Press Releases

Hickenlooper, Bennet Push Federal Reserve to Examine Oversight Practices in light of Silicon Valley Bank Collapse

Mar 17, 2023

Joined by a bipartisan group, Senators call for greater scrutiny into federal oversight practices

WASHINGTON – Yesterday, U.S. Senators John Hickenlooper and Michael Bennet joined a group of their Senate colleagues to send a letter to the Federal Reserve yesterday expressing their concern that federal regulators missed clear warning signs signaling Silicon Valley Bank’s (SVB) vulnerability to collapse.

The letter comes as the Federal Reserve announced on Monday that it would conduct an internal investigation into its regulatory oversight and supervision of SVB.

It has been widely reported that SVB’s depositors consisted of venture investors and start-ups with close business partnerships, who were particularly vulnerable to shifts in interest rates. In their letter, the senators took issue with this financial interdependence, stressing that the Fed should investigate the role of concentration risk in the bank examination process and review the financial arrangements between Silicon Valley Bank and its customers. The letter emphasizes that it is the Fed’s duty to identify and mitigate such egregious risk in the financial system.

“It is gravely concerning that retail participants, utilizing only publicly available information, were able to identify clear and compelling examples of financial mismanagement and asset over-concentration at SVB, while the Fed, which can draw even deeper from non-public supervisory information, was unable to ascertain a similar conclusion,” the senators wrote.

“The fact that the San Francisco Fed, among other regulatory agencies, found no reason to take appropriate regulatory action or even investigate SVB further in the months, weeks, and days prior to the bank’s collapse must be addressed in a manner that restores public confidence in Fed supervision,” they concluded.

Full text of the letter can be found HERE and below:

Dear Vice Chair Barr:

We write to you today regarding the Federal Reserve (Fed)’s March 13 announcement that you are initiating a review of its supervisory and regulatory relationship with Silicon Valley Bank (“SVB”). While we understand the Fed, the Department of the Treasury, and the Federal Deposit Insurance Corporation needed to take swift action over the weekend to provide banking certainty and stability for American families and businesses, we remain deeply concerned that regulators may have missed clear warning signs in the lead up to the failure of SVB.

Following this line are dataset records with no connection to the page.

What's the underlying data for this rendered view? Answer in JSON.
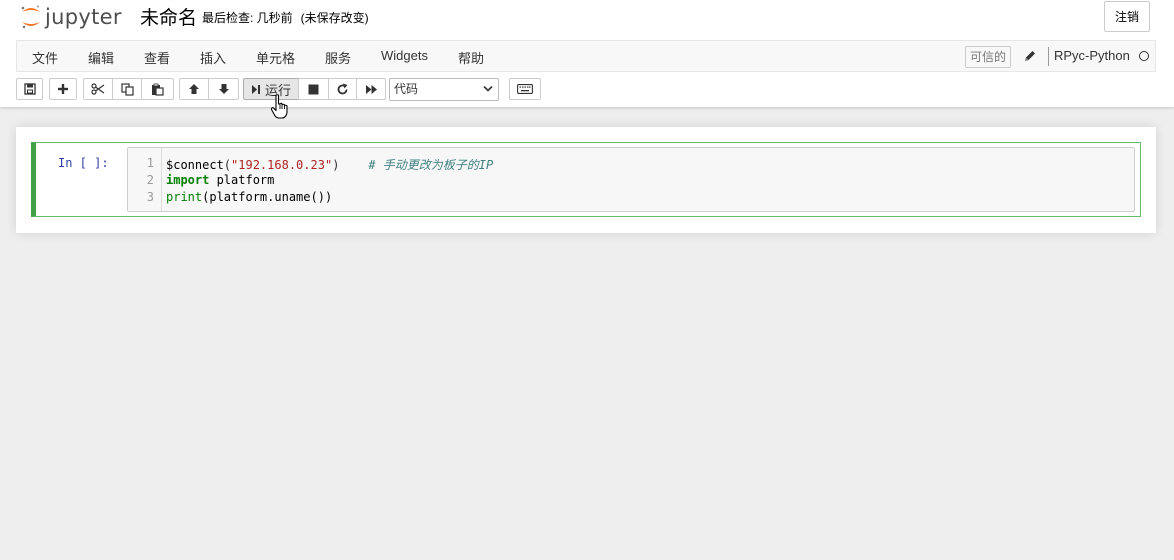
{
  "header": {
    "logo_text": "jupyter",
    "notebook_name": "未命名",
    "checkpoint_label": "最后检查: 几秒前",
    "autosave_status": "(未保存改变)",
    "logout_label": "注销"
  },
  "menubar": {
    "items": [
      "文件",
      "编辑",
      "查看",
      "插入",
      "单元格",
      "服务",
      "Widgets",
      "帮助"
    ],
    "trusted_label": "可信的",
    "kernel_name": "RPyc-Python"
  },
  "toolbar": {
    "run_label": "运行",
    "cell_type_selected": "代码"
  },
  "cell": {
    "prompt": "In [ ]:",
    "line_numbers": [
      "1",
      "2",
      "3"
    ],
    "lines": [
      {
        "fn": "$connect",
        "open": "(",
        "str": "\"192.168.0.23\"",
        "close": ")",
        "comment": "# 手动更改为板子的IP"
      },
      {
        "kw": "import",
        "rest": " platform"
      },
      {
        "fn": "print",
        "rest": "(platform.uname())"
      }
    ]
  },
  "colors": {
    "cell_selected_border": "#42a048",
    "prompt": "#303f9f",
    "keyword": "#008000",
    "string": "#b22222",
    "comment": "#408080"
  }
}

Safety and soundness is the cornerstone regulatory principle of the U.S. banking system and it is important we assess what went wrong at SVB to ensure future stability in the U.S. financial services sector. Specifically, we support any efforts that will provide further information on all relevant risks, actions, and inactions – taken by SVB and by regulators, supervisors, and examiners – that contributed to this failure. It is gravely concerning that retail participants, utilizing only publicly available information, were able to identify clear and compelling examples of financial mismanagement and asset over-concentration at SVB, while the Fed, which can draw even deeper from non-public supervisory information, was unable to ascertain a similar conclusion. The fact that the San Francisco Fed, among other regulatory agencies, found no reason to take appropriate regulatory action or even investigate SVB further in the months, weeks, and days prior to the bank’s collapse must be addressed in a manner that restores public confidence in Fed supervision. We look forward to evaluating the results of your review, particularly with respect to the robustness of Fed supervision and examination of SVB.

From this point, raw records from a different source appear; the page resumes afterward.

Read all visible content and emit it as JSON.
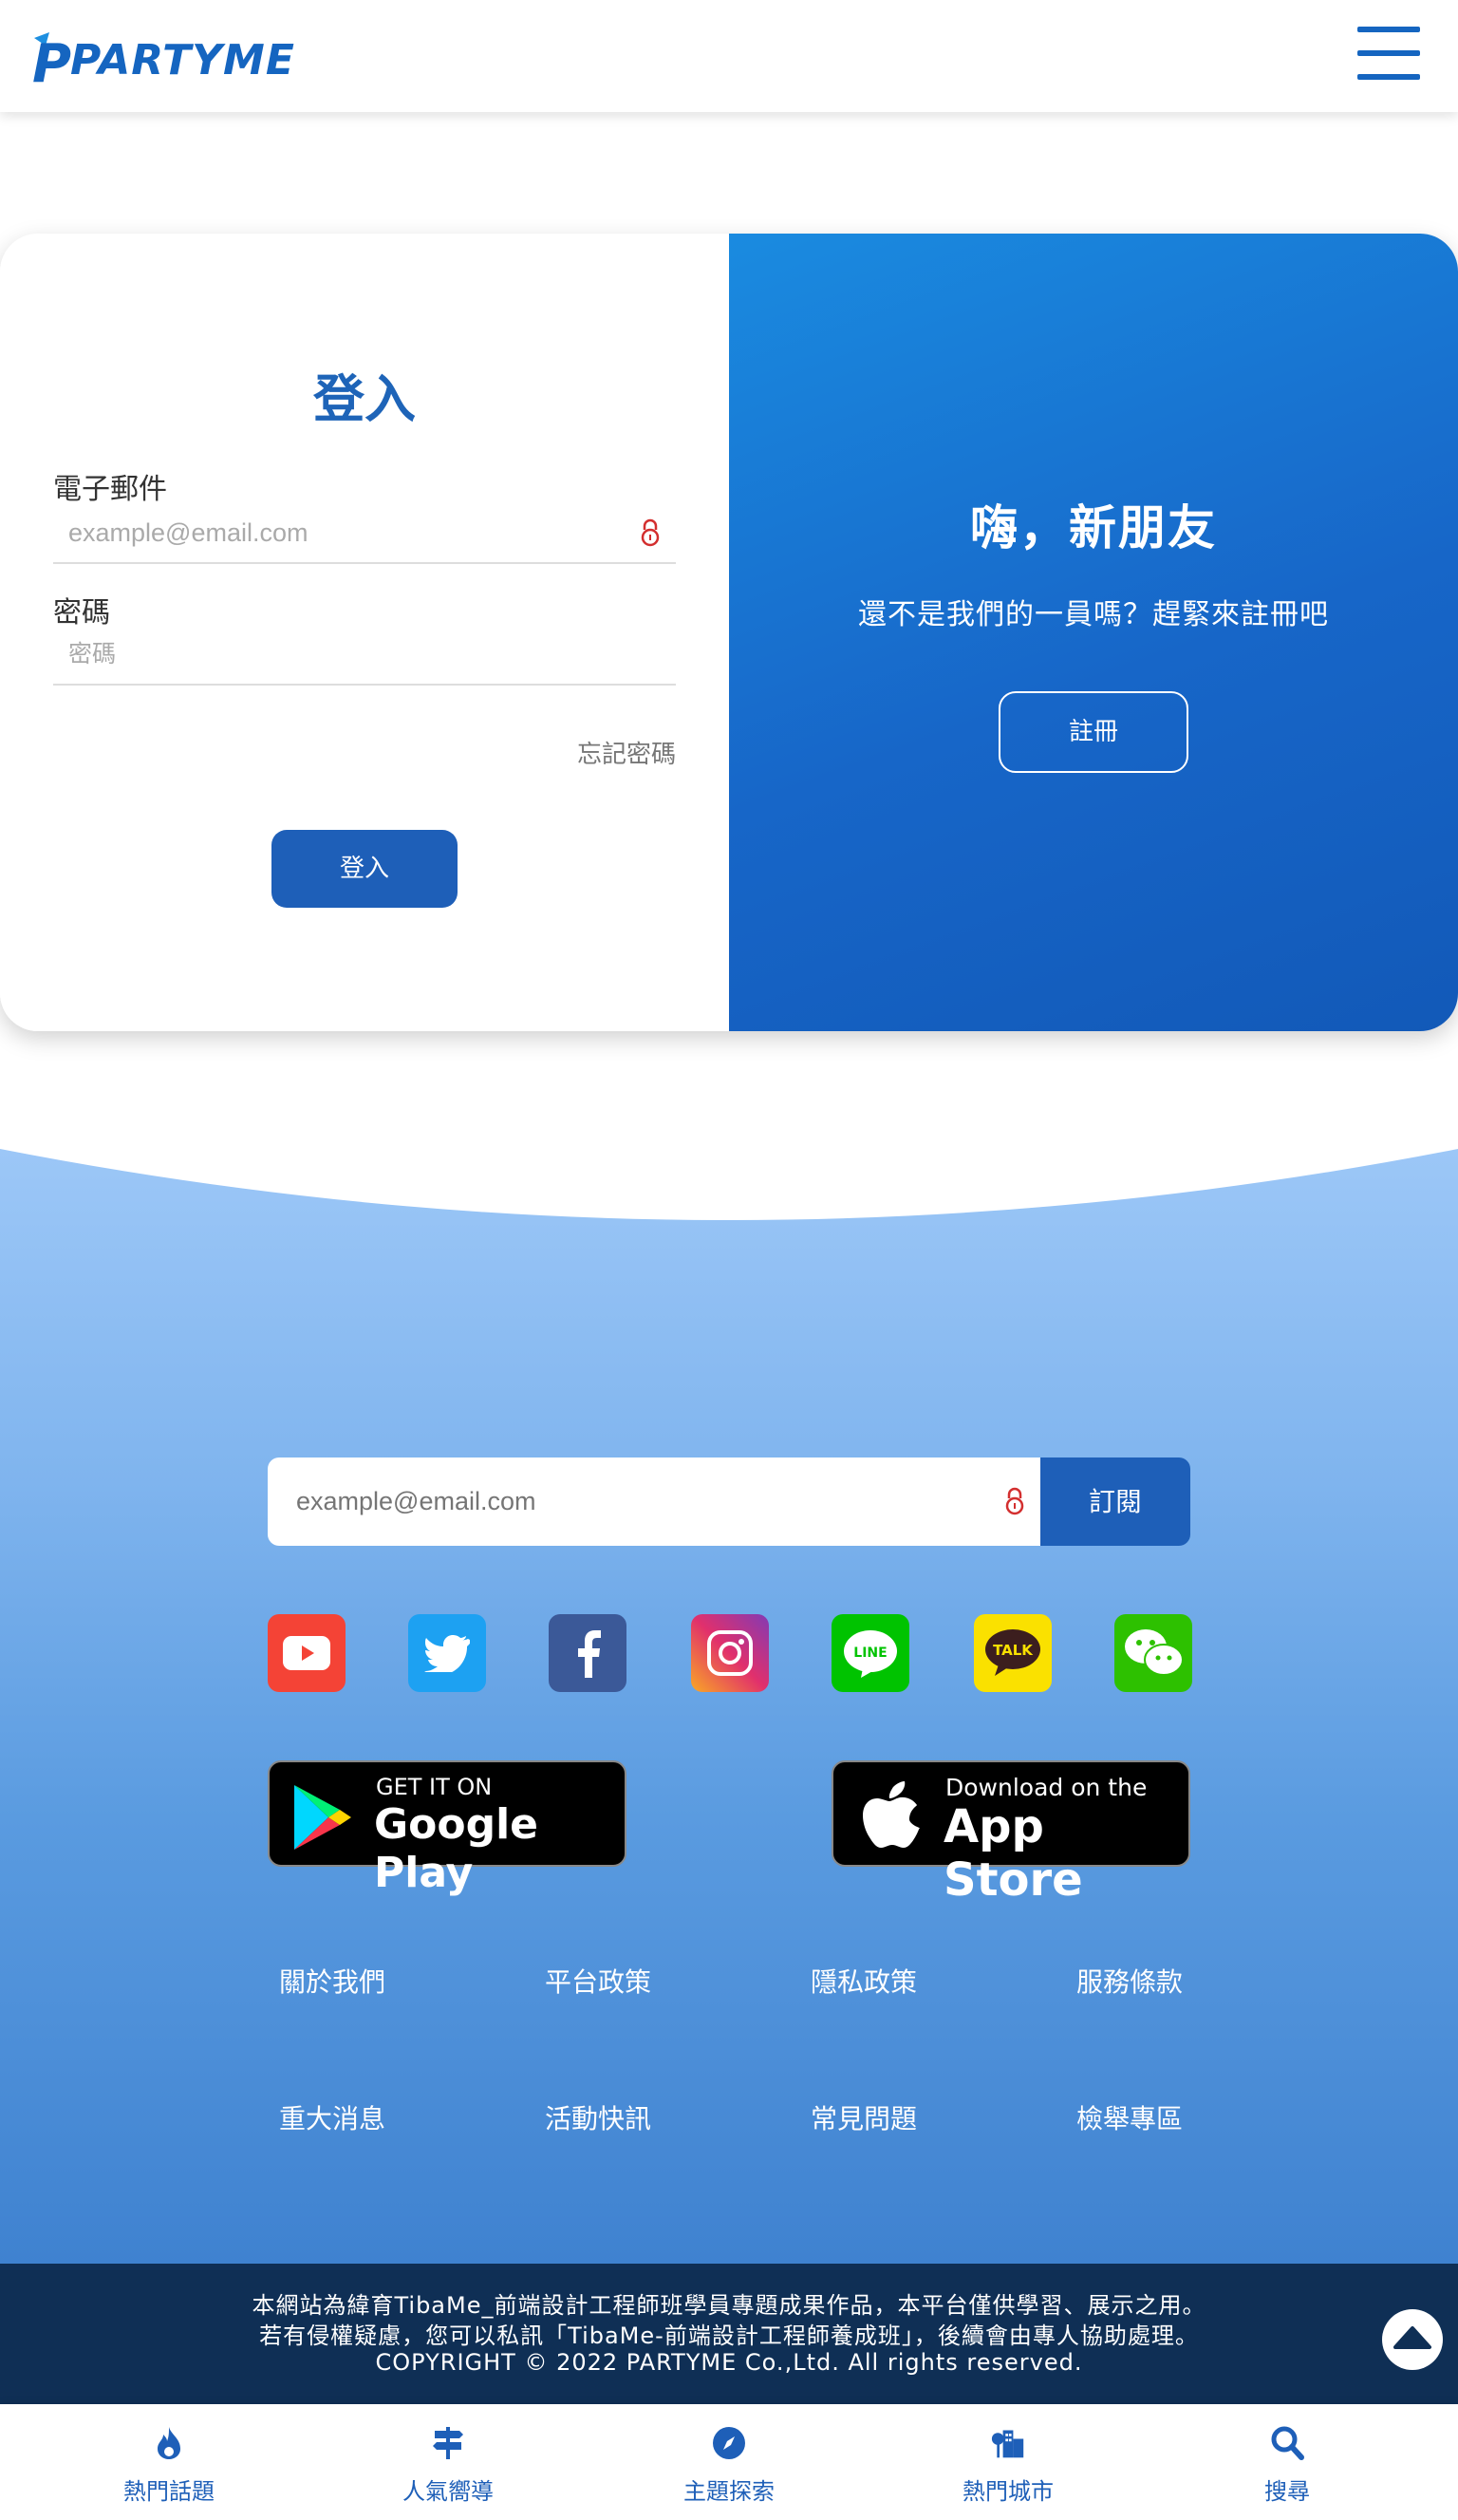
{
  "header": {
    "logo_text": "PARTYME",
    "menu_icon": "hamburger-menu-icon"
  },
  "login": {
    "title": "登入",
    "email_label": "電子郵件",
    "email_placeholder": "example@email.com",
    "password_label": "密碼",
    "password_placeholder": "密碼",
    "forgot_label": "忘記密碼",
    "login_button": "登入"
  },
  "welcome": {
    "title": "嗨，新朋友",
    "subtitle": "還不是我們的一員嗎？趕緊來註冊吧",
    "register_button": "註冊"
  },
  "subscribe": {
    "placeholder": "example@email.com",
    "button": "訂閱"
  },
  "social": [
    {
      "name": "youtube-icon",
      "color": "#f44336"
    },
    {
      "name": "twitter-icon",
      "color": "#1da1f2"
    },
    {
      "name": "facebook-icon",
      "color": "#3b5998"
    },
    {
      "name": "instagram-icon",
      "color": "#c13584"
    },
    {
      "name": "line-icon",
      "color": "#00c300"
    },
    {
      "name": "kakaotalk-icon",
      "color": "#fae100"
    },
    {
      "name": "wechat-icon",
      "color": "#2dc100"
    }
  ],
  "stores": {
    "google_small": "GET IT ON",
    "google_big": "Google Play",
    "apple_small": "Download on the",
    "apple_big": "App Store"
  },
  "footer_links": {
    "row1": [
      "關於我們",
      "平台政策",
      "隱私政策",
      "服務條款"
    ],
    "row2": [
      "重大消息",
      "活動快訊",
      "常見問題",
      "檢舉專區"
    ]
  },
  "copyright": {
    "line1": "本網站為緯育TibaMe_前端設計工程師班學員專題成果作品，本平台僅供學習、展示之用。",
    "line2": "若有侵權疑慮，您可以私訊「TibaMe-前端設計工程師養成班」，後續會由專人協助處理。",
    "line3": "COPYRIGHT © 2022 PARTYME Co.,Ltd. All rights reserved."
  },
  "bottom_nav": [
    {
      "label": "熱門話題",
      "icon": "fire-icon"
    },
    {
      "label": "人氣嚮導",
      "icon": "signpost-icon"
    },
    {
      "label": "主題探索",
      "icon": "compass-icon"
    },
    {
      "label": "熱門城市",
      "icon": "city-icon"
    },
    {
      "label": "搜尋",
      "icon": "search-icon"
    }
  ],
  "colors": {
    "brand": "#1e5fb8",
    "footer_dark": "#0f2f55"
  }
}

Additionally, as part of your review, we ask that you place a particular focus on the role of concentration risk in the bank examination process. Specifically, we believe the Fed must grapple with how its examiners contemplate industry concentration. As widely reported, SVB’s customer base consisted heavily of venture capital funds, venture investors, and start-ups, many of whom have or have had financial relationships or business partnerships with one another. If true, this constitutes a unique level of financial interdependency among a customer base that is also particularly prone to interest rate risk, as evidenced by news reports4 which point to increased outflows of personal and business deposits in the days leading up to the bank run. The Fed should review the financing arrangements between SVB and its customers to determine their impact on the bank’s collapse. Allowing such a high concentration of these rate-sensitive customers with primarily uninsured deposits at any single bank strikes us as a compelling risk to the stability of the bank, the banking system, and to taxpayers writ-large that merits further inquiry.

We appreciate your consideration and respectfully request a response by no later than Friday, March 24, 2023. Thank you for your ongoing public service and your leadership in these challenging times.